Jessi Klein’s second essay collection, I’ll Show Myself Out, finds Klein in her 40s, parenting a toddler and trying to regroup in unfamiliar Los Angeles, a world away from her beloved New York City. “I constantly feel like I’m a leaky raft in open water,” she writes in “Listening to Beyoncé in the Parking Lot of Party City.” It’s a thoughtful essay that laments the changes of midlife and motherhood; it also had me laughing out loud, wishing I could share it with a friend.
Some of Klein’s essays are light—the one about her love for designer Nate Berkus, for instance, or learning to live with her ugly feet—while others dig a little deeper. She builds one essay around the “underwear sandwich,” a contraption postpartum moms wear to cope with bleeding and birth injuries, somehow managing to make fresh, feminist points in the process (and, yes, making me laugh out loud again). These voicey, funny essays give unexpected dimension to familiar topics, such as how widowers remarry faster than widows or that the mommy wine-drinking trend is out of hand.

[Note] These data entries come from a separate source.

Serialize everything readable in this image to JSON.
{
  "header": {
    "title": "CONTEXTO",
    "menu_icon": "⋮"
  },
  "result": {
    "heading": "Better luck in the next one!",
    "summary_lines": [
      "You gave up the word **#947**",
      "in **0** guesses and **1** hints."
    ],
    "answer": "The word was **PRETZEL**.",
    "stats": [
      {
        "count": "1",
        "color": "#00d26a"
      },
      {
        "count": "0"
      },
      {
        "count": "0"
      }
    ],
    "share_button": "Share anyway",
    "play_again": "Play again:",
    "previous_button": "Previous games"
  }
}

One of the collection’s themes is anxiety—Klein’s, her partner’s and her child’s—and how it can rear up in the most innocuous-seeming moments. Another is Joseph Campbell’s concept of the hero’s journey, which Klein muses on to marvelous effect throughout the book. She turns the narrative template on its head, positing that pregnancy, birth and early motherhood are full of rigors and pitfalls, as difficult and life-altering as any masculine adventure. “We just feel the guilt of being terrible monsters, ironically, at the exact moments that we actually, as mothers, become the most heroic,” she writes.
Klein, who has produced and written for TV shows such as “Saturday Night Live,” “Inside Amy Schumer” and “Big Mouth,” fills in the picture of a woman at midlife who’s beginning to make sense of it all. This collection is as entertaining and heartfelt, personal and comic as they come.